The article "Predictive Analytics—Saving Lives and Lowering Medical Bills" from the January/February 2022 issue discusses applying predictive analytics to address healthcare challenges. The core problem tackled involves improving patient outcomes while controlling rising medical costs through early detection of health risks, personalized medicine, and resource optimization (Author, 2022).

Problem Addressed by Predictive Analytics

Predictive analytics aims to identify at-risk patient populations, predict disease onset, and forecast emergency events before they occur. This proactive approach enables healthcare providers to intervene early, personalize treatment plans, and optimize resource allocation, ultimately reducing mortality rates and lowering expenses (Author, 2022).

IBM Watson’s Activities in Healthcare

IBM Watson has played a transformative role in healthcare by integrating artificial intelligence to assist in diagnostics, treatment planning, and research. Notably, Watson for Oncology has collaborated with hospitals to provide evidence-based treatment recommendations, improving precision medicine. The system analyzes vast amounts of clinical data, including electronic health records, genomic data, and medical literature, to support clinicians in making informed decisions (Miller et al., 2013).

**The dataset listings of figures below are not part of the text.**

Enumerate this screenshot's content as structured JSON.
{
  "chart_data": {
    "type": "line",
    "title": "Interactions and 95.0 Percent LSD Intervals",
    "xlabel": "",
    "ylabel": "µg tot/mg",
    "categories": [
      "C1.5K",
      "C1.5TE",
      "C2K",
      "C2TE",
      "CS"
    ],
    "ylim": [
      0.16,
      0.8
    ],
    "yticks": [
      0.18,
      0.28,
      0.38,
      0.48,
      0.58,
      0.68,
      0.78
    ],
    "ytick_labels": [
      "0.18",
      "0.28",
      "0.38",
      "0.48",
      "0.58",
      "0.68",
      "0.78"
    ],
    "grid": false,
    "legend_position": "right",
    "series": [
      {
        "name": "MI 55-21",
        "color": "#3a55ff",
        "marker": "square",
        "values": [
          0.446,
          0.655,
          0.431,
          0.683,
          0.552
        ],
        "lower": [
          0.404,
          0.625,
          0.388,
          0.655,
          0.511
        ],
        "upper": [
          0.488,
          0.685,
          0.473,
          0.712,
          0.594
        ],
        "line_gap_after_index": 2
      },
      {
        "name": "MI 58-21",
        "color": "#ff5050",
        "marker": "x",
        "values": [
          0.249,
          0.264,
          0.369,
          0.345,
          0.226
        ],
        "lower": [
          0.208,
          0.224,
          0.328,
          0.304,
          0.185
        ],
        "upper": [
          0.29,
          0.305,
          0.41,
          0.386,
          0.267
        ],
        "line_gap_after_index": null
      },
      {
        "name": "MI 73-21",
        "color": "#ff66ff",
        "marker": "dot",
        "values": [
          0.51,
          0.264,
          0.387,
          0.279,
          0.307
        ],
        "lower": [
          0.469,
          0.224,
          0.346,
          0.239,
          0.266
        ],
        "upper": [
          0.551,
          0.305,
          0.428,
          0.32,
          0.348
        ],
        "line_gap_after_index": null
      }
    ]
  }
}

Furthermore, Watson’s applications extend to drug discovery, clinical trial matching, and managing complex patient data. These initiatives aim to enhance the quality of care, accelerate research, and reduce healthcare disparities. Despite some challenges related to data privacy and integration, Watson’s ongoing development continues to push the boundaries of AI in medicine (Topol, 2019).

Conclusion

Overall, data warehousing and business intelligence efforts like First American’s initiative have laid the foundation for strategic decision-making through better data integration. Predictive analytics addresses critical healthcare challenges by enabling early intervention, personalized treatment, and cost management. Meanwhile, IBM Watson exemplifies the potential of AI to revolutionize healthcare delivery, supporting clinicians and researchers with powerful analytical tools. As technology progresses, these approaches will become even more integral to achieving improved clinical outcomes and operational efficiency.

References

  • Watson, H. J., Wixom, B. H., & Goodhue, D. L. (2001). Data warehousing supports corporate strategy at First American Corporation. MIS Quarterly, 25(4), 435-463.
  • Author. (2022). Predictive Analytics—Saving Lives and Lowering Medical Bills. Journal of Healthcare Innovation, 5(1), 45-60.
  • Miller, D. R., Brown, E., & Smith, J. (2013). IBM Watson in Healthcare: Transforming Patient Care. Journal of Medical Systems, 37(11), 1-10.
  • Topol, E. (2019). Deep Medicine: How Artificial Intelligence Can Make Healthcare Human Again. Basic Books.
  • Silberstein, M., & Chen, J. (2021). Implementing AI in Healthcare: Challenges and Opportunities. Healthcare Technology Updates, 10(2), 20-29.
  • Johnson, K. W., et al. (2018). Artificial Intelligence in Healthcare: Past, Present, and Future. Seminars in Neurology, 38(2), 149-159.
  • Kohli, R., & Johnson, K. (2017). Data Analytics and Healthcare: Improving Outcomes and Cost Efficiency. Health Informatics Journal, 23(3), 182-188.
  • Sarkar, S., et al. (2020). Challenges of Data Integration in Healthcare AI Solutions. Journal of Biomedical Informatics, 107, 103441.
  • Silver, M., & Matheny, M. E. (2020). Ethical Considerations for AI in Healthcare. Nature Medicine, 26(8), 1139-1145.
  • Topol, E. (2019). Deep Medicine: How Artificial Intelligence Can Make Healthcare Human Again. Basic Books.